Глаза его сделались сладкими, он немедленно начал названивать по телефону.

Во-первых, ему очень понравилось имя очередной искательницы работы Оксана. Было сокрыто в этом имени что-то трепетное, нежное, берущее за живое, во-вторых, судя по номеру телефона, жила Оксана недалеко от него. В-третьих, она явно была молода и хорошо знала английский язык. В-четвертых... Хватит пока первых трех обстоятельств. Крокодил Гена продолжал накручивать телефон Оксаны, которую про себя уже окрестил Прекрасной незнакомкой - то ли по Блоку, то ли по Крамскому, он точно не знал, откуда произошли эти романтические, рождающие внутренний трепет слова. Телефон Оксаны все время был занят.

- Во, блин! - выругался взмокший от истомы Крокодил и вновь принялся накручивать диск телефона.

Был он человеком упрямым и в конце концов дозвонился. Голос Оксаны оказался как у певицы Большого театра - серебряным, звучным. Крокодил Гена не удержался, облизал губы, представил, какая она... Конечно же, ноги растут прямо из подмышек, длины они невероятной, глаза как карельские озера, загадочные и зеленые, и такие глубокие, что в них можно скрыться с головой, лицо не хуже, чем у фотомодели нынешнего года...
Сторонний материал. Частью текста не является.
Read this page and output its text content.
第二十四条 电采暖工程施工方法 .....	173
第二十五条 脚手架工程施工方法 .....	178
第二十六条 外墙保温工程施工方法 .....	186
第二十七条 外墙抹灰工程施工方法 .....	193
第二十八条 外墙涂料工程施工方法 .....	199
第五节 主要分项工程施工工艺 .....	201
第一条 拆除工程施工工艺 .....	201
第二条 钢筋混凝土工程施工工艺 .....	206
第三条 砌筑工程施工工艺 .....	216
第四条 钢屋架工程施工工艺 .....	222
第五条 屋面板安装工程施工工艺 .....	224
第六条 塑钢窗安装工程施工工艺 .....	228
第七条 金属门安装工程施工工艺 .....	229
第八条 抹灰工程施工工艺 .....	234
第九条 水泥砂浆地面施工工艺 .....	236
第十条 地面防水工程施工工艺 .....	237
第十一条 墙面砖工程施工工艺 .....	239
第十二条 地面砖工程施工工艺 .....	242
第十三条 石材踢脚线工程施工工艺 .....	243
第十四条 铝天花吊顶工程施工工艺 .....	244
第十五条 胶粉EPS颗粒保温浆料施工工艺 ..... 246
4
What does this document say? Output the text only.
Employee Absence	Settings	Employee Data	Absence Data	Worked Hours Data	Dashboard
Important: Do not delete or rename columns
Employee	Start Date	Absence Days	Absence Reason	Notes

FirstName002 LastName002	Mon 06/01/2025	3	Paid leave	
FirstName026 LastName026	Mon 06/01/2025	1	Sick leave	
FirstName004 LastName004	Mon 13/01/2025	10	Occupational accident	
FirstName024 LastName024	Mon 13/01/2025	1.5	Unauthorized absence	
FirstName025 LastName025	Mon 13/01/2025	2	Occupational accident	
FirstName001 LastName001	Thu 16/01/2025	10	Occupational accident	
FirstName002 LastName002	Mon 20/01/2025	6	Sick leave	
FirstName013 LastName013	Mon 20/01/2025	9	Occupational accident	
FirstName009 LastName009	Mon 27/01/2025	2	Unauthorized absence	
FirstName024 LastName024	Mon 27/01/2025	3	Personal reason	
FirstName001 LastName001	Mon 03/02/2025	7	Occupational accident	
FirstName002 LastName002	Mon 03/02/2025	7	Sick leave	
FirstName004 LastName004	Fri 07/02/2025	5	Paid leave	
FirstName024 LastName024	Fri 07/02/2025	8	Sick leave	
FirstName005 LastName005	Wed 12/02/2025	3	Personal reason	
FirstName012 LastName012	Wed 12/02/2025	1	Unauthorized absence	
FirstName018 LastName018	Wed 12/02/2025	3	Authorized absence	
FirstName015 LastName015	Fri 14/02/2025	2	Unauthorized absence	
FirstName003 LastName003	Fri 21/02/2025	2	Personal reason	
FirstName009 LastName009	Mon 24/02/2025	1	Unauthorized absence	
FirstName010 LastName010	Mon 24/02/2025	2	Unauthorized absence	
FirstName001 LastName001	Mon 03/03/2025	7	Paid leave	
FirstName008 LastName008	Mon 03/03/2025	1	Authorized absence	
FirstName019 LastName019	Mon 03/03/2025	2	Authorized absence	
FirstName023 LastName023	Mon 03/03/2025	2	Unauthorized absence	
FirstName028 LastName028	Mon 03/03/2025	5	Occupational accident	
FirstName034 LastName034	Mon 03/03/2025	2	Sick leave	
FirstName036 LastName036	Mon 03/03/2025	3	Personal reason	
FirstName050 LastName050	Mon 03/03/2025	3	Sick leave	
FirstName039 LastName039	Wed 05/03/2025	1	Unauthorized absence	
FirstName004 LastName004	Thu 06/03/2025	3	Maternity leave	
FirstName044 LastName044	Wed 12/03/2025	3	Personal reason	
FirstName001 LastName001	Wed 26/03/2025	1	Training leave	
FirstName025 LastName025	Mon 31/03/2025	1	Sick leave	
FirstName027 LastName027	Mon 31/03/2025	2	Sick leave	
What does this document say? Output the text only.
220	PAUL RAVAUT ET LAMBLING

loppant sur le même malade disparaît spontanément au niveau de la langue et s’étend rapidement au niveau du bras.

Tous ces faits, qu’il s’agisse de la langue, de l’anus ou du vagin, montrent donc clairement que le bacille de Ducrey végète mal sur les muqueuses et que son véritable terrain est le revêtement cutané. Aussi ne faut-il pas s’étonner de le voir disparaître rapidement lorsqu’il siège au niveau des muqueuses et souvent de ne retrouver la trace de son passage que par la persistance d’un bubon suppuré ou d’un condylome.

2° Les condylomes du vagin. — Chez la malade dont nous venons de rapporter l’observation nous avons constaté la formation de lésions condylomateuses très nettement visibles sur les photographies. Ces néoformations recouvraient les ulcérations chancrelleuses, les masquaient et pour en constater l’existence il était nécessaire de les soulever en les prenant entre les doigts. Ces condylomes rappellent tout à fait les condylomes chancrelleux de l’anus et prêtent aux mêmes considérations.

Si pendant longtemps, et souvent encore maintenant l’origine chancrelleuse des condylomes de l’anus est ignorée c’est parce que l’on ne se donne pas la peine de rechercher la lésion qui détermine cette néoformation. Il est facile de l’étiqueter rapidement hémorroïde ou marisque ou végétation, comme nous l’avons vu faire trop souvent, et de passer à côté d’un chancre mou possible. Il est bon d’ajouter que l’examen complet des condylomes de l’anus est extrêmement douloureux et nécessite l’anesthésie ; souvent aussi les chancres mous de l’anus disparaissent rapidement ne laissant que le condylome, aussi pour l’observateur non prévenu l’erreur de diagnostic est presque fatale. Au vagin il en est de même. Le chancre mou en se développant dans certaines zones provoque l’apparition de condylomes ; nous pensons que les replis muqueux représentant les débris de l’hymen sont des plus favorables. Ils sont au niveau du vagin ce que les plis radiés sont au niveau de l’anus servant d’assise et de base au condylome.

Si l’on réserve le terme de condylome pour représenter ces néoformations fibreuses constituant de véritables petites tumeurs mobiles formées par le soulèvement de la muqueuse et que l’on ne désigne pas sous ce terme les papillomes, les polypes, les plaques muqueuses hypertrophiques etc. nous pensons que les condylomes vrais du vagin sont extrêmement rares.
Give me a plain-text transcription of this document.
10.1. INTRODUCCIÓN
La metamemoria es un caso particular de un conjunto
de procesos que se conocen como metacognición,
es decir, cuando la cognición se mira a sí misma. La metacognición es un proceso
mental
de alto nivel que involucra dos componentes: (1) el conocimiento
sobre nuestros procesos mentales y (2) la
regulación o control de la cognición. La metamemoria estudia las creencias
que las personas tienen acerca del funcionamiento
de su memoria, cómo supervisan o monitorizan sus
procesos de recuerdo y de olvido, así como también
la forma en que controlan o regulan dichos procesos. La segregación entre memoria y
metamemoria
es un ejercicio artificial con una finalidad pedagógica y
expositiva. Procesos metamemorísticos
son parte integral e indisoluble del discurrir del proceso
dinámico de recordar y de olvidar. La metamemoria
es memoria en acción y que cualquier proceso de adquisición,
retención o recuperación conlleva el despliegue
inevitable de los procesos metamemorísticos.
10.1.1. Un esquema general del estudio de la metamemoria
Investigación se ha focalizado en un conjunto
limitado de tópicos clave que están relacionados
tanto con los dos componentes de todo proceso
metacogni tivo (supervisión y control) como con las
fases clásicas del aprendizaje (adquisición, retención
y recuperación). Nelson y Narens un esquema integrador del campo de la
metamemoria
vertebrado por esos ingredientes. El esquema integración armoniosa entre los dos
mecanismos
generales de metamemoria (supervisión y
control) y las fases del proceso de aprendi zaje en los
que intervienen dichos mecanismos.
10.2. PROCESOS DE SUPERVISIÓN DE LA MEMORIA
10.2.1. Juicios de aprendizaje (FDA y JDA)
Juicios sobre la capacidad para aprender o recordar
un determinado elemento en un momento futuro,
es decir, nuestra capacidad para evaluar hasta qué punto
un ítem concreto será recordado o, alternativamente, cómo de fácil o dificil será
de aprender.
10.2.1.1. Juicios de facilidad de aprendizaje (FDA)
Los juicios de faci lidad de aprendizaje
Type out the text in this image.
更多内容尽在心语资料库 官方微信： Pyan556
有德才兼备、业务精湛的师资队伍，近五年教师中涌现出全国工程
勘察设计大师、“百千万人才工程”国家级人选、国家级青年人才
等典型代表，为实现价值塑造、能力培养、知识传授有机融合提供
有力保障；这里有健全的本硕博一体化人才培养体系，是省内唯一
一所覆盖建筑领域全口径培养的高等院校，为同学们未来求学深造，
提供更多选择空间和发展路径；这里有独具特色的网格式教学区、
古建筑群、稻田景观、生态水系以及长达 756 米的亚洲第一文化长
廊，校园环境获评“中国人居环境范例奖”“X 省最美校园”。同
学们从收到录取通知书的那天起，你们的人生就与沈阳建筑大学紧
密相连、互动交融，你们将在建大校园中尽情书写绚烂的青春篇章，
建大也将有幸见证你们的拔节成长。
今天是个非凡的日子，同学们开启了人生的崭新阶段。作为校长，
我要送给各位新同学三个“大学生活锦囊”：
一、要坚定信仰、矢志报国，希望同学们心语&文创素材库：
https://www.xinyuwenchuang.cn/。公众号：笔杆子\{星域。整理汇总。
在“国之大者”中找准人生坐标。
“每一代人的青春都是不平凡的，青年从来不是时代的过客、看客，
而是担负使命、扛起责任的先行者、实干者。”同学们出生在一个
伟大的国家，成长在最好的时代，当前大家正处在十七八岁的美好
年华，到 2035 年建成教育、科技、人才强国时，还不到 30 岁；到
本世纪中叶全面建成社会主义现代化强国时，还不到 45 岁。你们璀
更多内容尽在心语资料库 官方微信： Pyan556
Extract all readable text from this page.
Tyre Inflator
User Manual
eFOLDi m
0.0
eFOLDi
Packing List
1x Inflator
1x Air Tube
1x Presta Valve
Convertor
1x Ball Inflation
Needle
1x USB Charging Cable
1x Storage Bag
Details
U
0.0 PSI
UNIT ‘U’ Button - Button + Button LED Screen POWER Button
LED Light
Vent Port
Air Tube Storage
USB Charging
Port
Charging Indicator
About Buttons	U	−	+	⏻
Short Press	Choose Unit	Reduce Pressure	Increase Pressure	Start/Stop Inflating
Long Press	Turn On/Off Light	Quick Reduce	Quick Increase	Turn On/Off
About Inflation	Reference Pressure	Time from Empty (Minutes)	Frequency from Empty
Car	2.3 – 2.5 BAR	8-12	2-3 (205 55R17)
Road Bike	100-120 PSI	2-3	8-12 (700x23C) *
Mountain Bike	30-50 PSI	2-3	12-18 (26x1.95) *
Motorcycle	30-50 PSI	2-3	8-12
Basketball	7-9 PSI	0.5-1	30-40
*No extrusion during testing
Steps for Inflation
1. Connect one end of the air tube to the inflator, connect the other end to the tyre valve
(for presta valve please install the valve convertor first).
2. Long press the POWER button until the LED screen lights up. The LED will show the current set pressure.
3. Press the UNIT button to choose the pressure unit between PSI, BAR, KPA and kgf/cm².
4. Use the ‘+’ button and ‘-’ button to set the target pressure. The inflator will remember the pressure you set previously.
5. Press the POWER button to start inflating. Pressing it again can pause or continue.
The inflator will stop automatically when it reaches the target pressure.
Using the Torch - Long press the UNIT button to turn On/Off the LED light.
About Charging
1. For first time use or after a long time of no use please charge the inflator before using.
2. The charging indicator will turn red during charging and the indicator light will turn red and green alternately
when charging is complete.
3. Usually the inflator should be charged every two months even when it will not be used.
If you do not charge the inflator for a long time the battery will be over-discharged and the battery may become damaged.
Но тем не менее Крокодил Гена быстро взял себя в руки и, сухим размеренным голосом рассказав, кто он и какой фирмой владеет, попросил Оксану приехать в офис.

- Когда?

- А вот насчет когда, сейчас сообразим... Та-ак, - озабоченно протянул Крокодил, сделал деловую паузу, поглядел в окно: "Ну что там с погодой?" Потерпите немного, я тут просматриваю, что у меня с загрузкой... Вы не представляете, Оксана... Как вас по отчеству?

- Валерьевна.

- Вы не представляете, Оксана Валерьевна, как плотно расписан у меня день. Сплошные переговоры с иностранцами, подписание контрактов, обеды, презентации, званые ужины, полеты на вертолете в Финляндию. Вы не боитесь вертолета?

- Нет!

- Ну и чудненько! - радостно воскликнул Крокодил Гена. - Нам придется частенько летать. Та-ак, где же мне отыскать щелочку в моем расписании... Голос его снова сделался озабоченным, хотя Крокодил продолжал бездумно глазеть в окно. - Вот, смотрю по компьютеру и ничего не нахожу. Через час я уеду из офиса, и дальше у меня все будет закручено очень плотно... Через час меня здесь уже не будет. - Он недвусмысленно намекал, что лучше всего Оксане приехать к нему сейчас, и если у нее в голове есть хотя бы одна извилина, она это поймет. - Что же делать, что делать?..

- Может, мне прибыть к вам сейчас? - неуверенно спросила Оксана.

- Да это тоже - не очень, - нехотя проговорил Крокодил Гена, - у меня тут тоже все так плотно, что вздохнуть некогда. Впрочем, ладно, приезжайте. Удастся переговорить - переговорим, не удастся - хоть знать будете, где находится моя фирма.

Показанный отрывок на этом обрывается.